“Didn’t you say you weren’t drinking soda anymore?”
I popped the top on the can of Coke and took a defiant swig, more than a little satisfied at the squeak of dismay that came from my judgmental familiar as she wavered on her perch atop my head. “I earned this. I killed a eurypterid before breakfast. Two eurypterids. And I almost died. Not to mention, Mrs. Harvesty kept me on the phone for ten minutes talking about that cat.”
“I hate cats.” Peasblossom clung to my head like a living barrette. “Nasty beasties, always try to eat me like I’m a flying snack. Barbaric.”
“I love cats. I just don’t want to drop everything because Mrs. Harvesty claims her furry little child is having an emotional crisis.”
“Emotional crisis?”
“The kitten is refusing to come out of his mummy’s boot.” I held a sip of Coke in my mouth for a moment as if I were sampling fine wine.
Peasblossom snickered. “Puss in Boots.”
I snorted, then swore as carbonated soda shot up my nose, burning like fire. Peasblossom careened off my head in a fit of mad giggles as I ran to the stove and the faded blue hand towel hanging there.
“Blood and bones, that burns,” I wheezed, squeezing my eyes shut as I pressed the towel to my nose.
More laughter made me open my eyes in time to watch Peasblossom fly in a semi-drunken bobbing path to land on the counter beside the stove. Tears of mirth glittered in her pink eyes, matching the iridescent sparkles on her insect-like wings. “Serves you right for drinking a second soda.”
I glared at her for a few minutes as I waited for the burning to stop. When I’d recovered, I replaced the wet towel with a clean one and deposited the soda-and-snot-spotted cloth in the hamper. “If you’re quite finished, perhaps you could run me through today’s to-do list?
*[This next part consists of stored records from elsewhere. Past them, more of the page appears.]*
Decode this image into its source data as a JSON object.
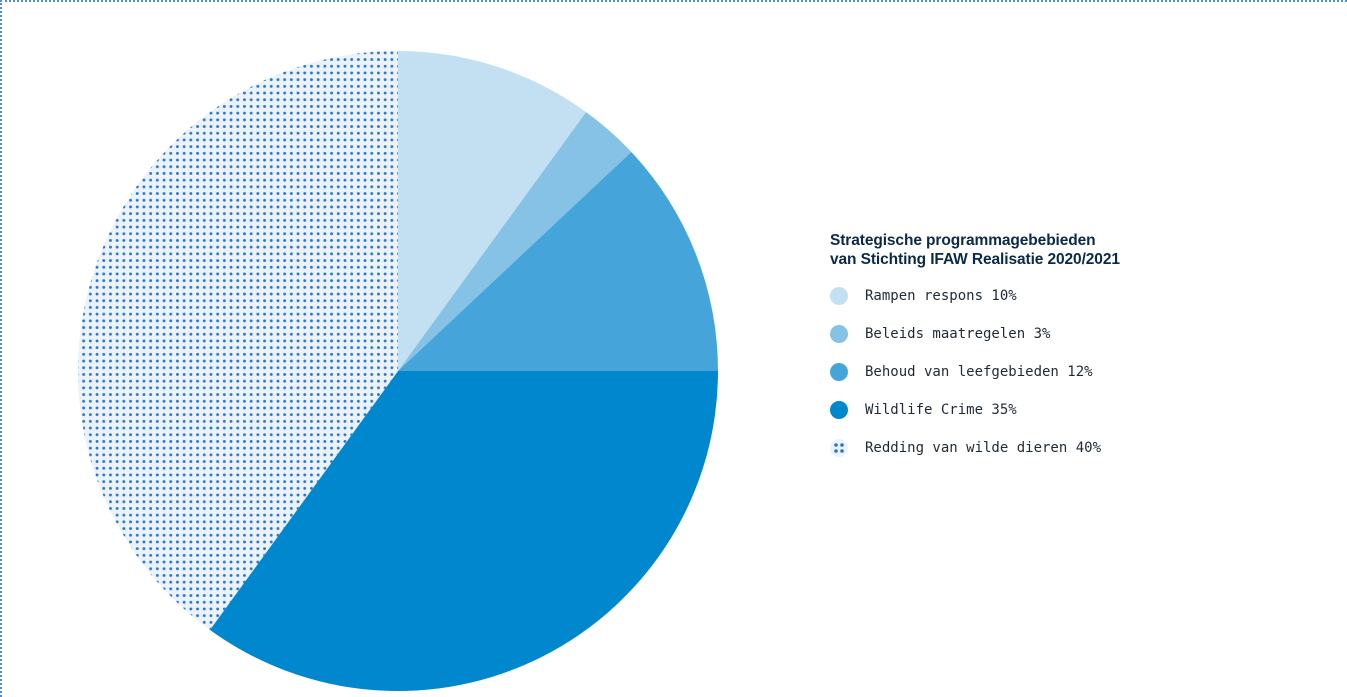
{
  "chart_data": {
    "type": "pie",
    "title_lines": [
      "Strategische programmagebebieden",
      "van Stichting IFAW Realisatie 2020/2021"
    ],
    "start_angle_deg": 0,
    "direction": "clockwise",
    "slices": [
      {
        "label": "Rampen respons 10%",
        "value": 10,
        "color": "#c2e0f2",
        "pattern": "solid"
      },
      {
        "label": "Beleids maatregelen 3%",
        "value": 3,
        "color": "#85c2e6",
        "pattern": "solid"
      },
      {
        "label": "Behoud van leefgebieden 12%",
        "value": 12,
        "color": "#45a5da",
        "pattern": "solid"
      },
      {
        "label": "Wildlife Crime 35%",
        "value": 35,
        "color": "#0087cd",
        "pattern": "solid"
      },
      {
        "label": "Redding van wilde dieren 40%",
        "value": 40,
        "color": "#2f74c9",
        "pattern": "dots"
      }
    ]
  }
}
I want to make sure I didn’t forget anything.”
Still giggling, Peasblossom flew to the large desk in the dining room and picked up a sheet of notebook paper tucked beside the laptop. “Settle dispute between the hamadryads over who’s the eldest,” she read.
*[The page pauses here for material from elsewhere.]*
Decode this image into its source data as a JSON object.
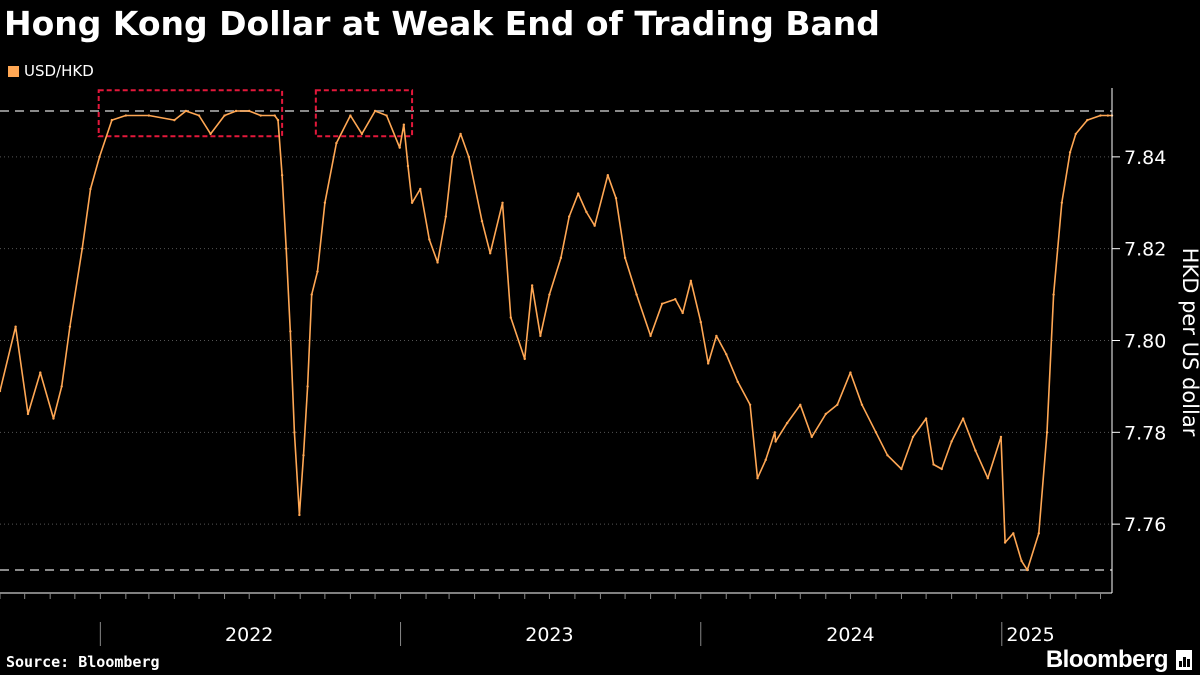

“Done. Once they realized the only way to age a tree is to lop off a piece of it, they were happy to call it a draw.”
“Find out if a goblin ate the Roberts’ dog.”
“No. Sgt. Pepper was hiding under the neighbor’s house again. Mrs. Barns just didn’t want to admit it because she didn’t want to hear Mr. Roberts accuse her of trying to steal his dog for the tenth time. Sgt. Pepper went home when he got hungry.”
Peasblossom peered at me over the top of the list. “Find an office.”
I took a long swig of the soda, avoiding eye contact. “Move it to tomorrow.”
“Again,” Peasblossom said under her breath. She put the paper down and hefted a miniature pen she’d taken from a child’s art kit. Sticking out her tongue in concentration, she made a notation on the to-do list.
Aluminum groaned as I tightened my grip. “I will do it.”
“Of course you will. Because you’re going to be a real detective.”
“Private investigator. And yes, I am.”
“Mother Hazel won’t like it.”
I clenched my teeth. No, my mentor wouldn’t like it. I could hear her voice now, telling me to leave the battling to the wizards—witches had more important things to do.
Like play psychiatrist to a cat.
I strode over to the desk, put the can of soda down with a determined thunk, then snatched up a stack of Post-its and a black fine-point marker. Peasblossom watched as I scrawled, “Find an office today,” and underlined today three times. I stuck the reminder to the frame of my computer screen.
“You used a hot-pink Post-it. You must be serious now.”
I ignored her sarcasm. I would find an office tomorrow. It was time.